The panel addressed the fundamental questions of what rights should be afforded to those detainees deemed unlawful combatants and whether military tribunals or civilian courts should be used in deciding these dilemmas.

“The question of detention is very politically sexy, it causes a lot of hyperventilation, but it has only about 1 percent functionality in terms of practical impact,” said Dinh, a leading architect for the Patriot Act who served as Assistant Attorney General in the White House Office.

Dinh also argued that rights of habeas corpus should not be granted to foreign detainees specifically because they are foreign nationals.

“In order to establish a community, you have to be able to establish the right of exclusions. We have to be able to identify boundaries of our communities,” he said. “We simply cannot treat everyone as equals . only those in our community,” he said.

Lotrionte, a member of President Bush’s Foreign Intelligence Advisory Board, supported military tribunals as a means to try suspected terrorists.

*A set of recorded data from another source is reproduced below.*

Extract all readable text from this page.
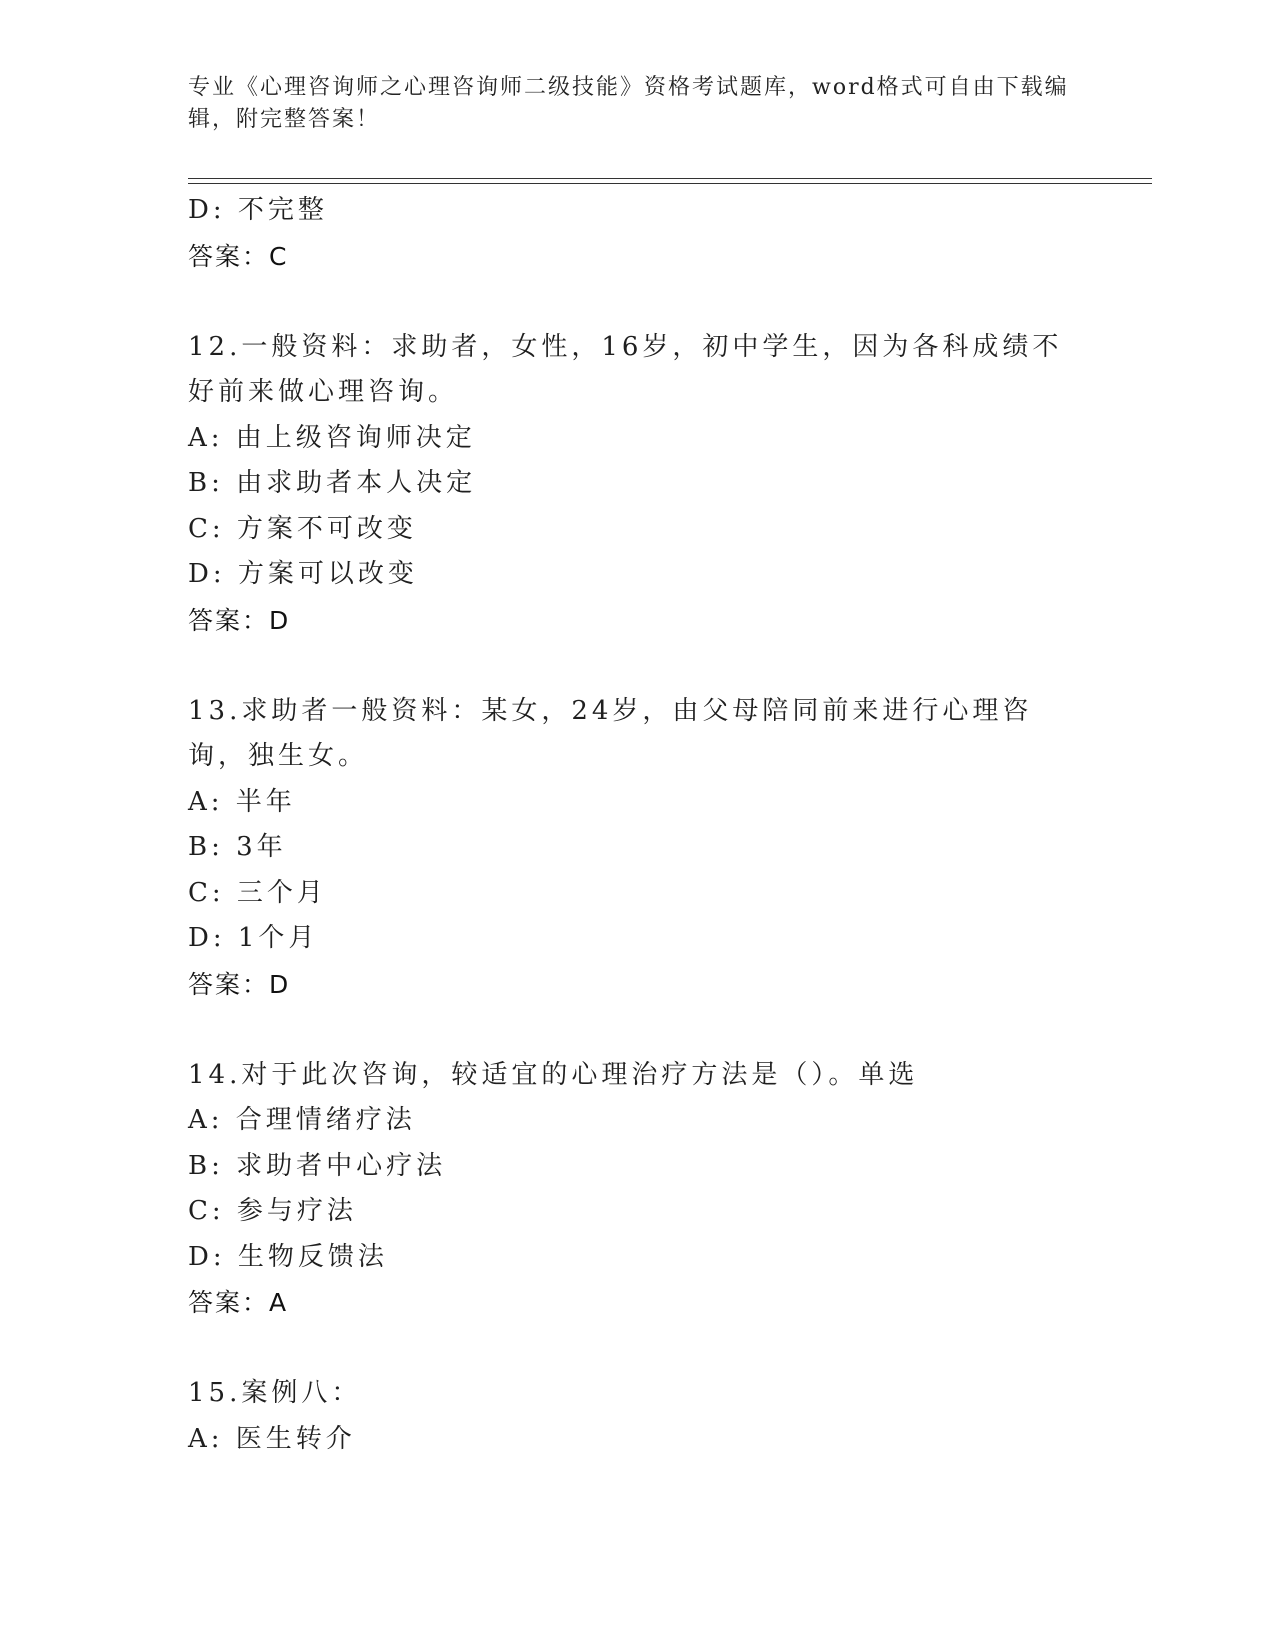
专业《心理咨询师之心理咨询师二级技能》资格考试题库，word格式可自由下载编辑，附完整答案！
D: 不完整
答案：C
12.一般资料：求助者，女性，16岁，初中学生，因为各科成绩不好前来做心理咨询。
A: 由上级咨询师决定
B: 由求助者本人决定
C: 方案不可改变
D: 方案可以改变
答案：D
13.求助者一般资料：某女，24岁，由父母陪同前来进行心理咨询，独生女。
A: 半年
B: 3年
C: 三个月
D: 1个月
答案：D
14.对于此次咨询，较适宜的心理治疗方法是（）。单选
A: 合理情绪疗法
B: 求助者中心疗法
C: 参与疗法
D: 生物反馈法
答案：A
15.案例八：
A: 医生转介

She said basis of the U.S. justice system is the assumption that it is better to let a guilty person go free than to imprison an innocent person, but argued that there is a fundamental difference between criminal acts and terrorist acts.

“This underlying principle of the justice system does not work in counterterrorism,” Lotrionte said. “Greater weight needs to be put on the protection of society than on the protection of the alleged rights of these terrorists.”

Neal Katyal, the John Carroll Research Professor of Law and a former National Security Adviser to the Deputy Attorney General, opposed the broad executive rights granted by the Patriot Act.

“The time of terror is not the time to trifle with bedrock constitutional principles,” he said.

The executive branch should not consider the adjudication of detainees because to do so, he said, would be to fuse executive and legislative powers.

“The moment the president crosses the line and says, `I’m not just detaining enemies on the battle field,’ and starts to adjudicate them, he begins to enforce criminal sanctions, a task given to Congress,” he said.

Lt. Col. Jeffery Walker, a retired U.S. Air Force Judge Advocate General and a former adjunct professor of law, addressed the distinction between a lawful and an unlawful enemy combatant.

“You cannot try people for crimes committed in the name of a sovereign,” he said.

He argued that certain acts that would be considered illegal in peacetime, such as killing, are within the legal parameters of war and thus cannot be prosecuted, while other acts, such as the costuming of soldiers as civilians, are illegal.

Sasha Kinney (SFS ’06), who challenged the panelists by noting that all of their arguments were based on the assumption that the detainees were guilty, was nevertheless impressed by the discussion.

“They were really well-chosen panelists,” she said. “[Dinh] couldn’t really give me a satisfactory answer, because there is none. He gave the best answer available.”

The event was sponsored by the Institute for International Law and Politics in the Georgetown University government department.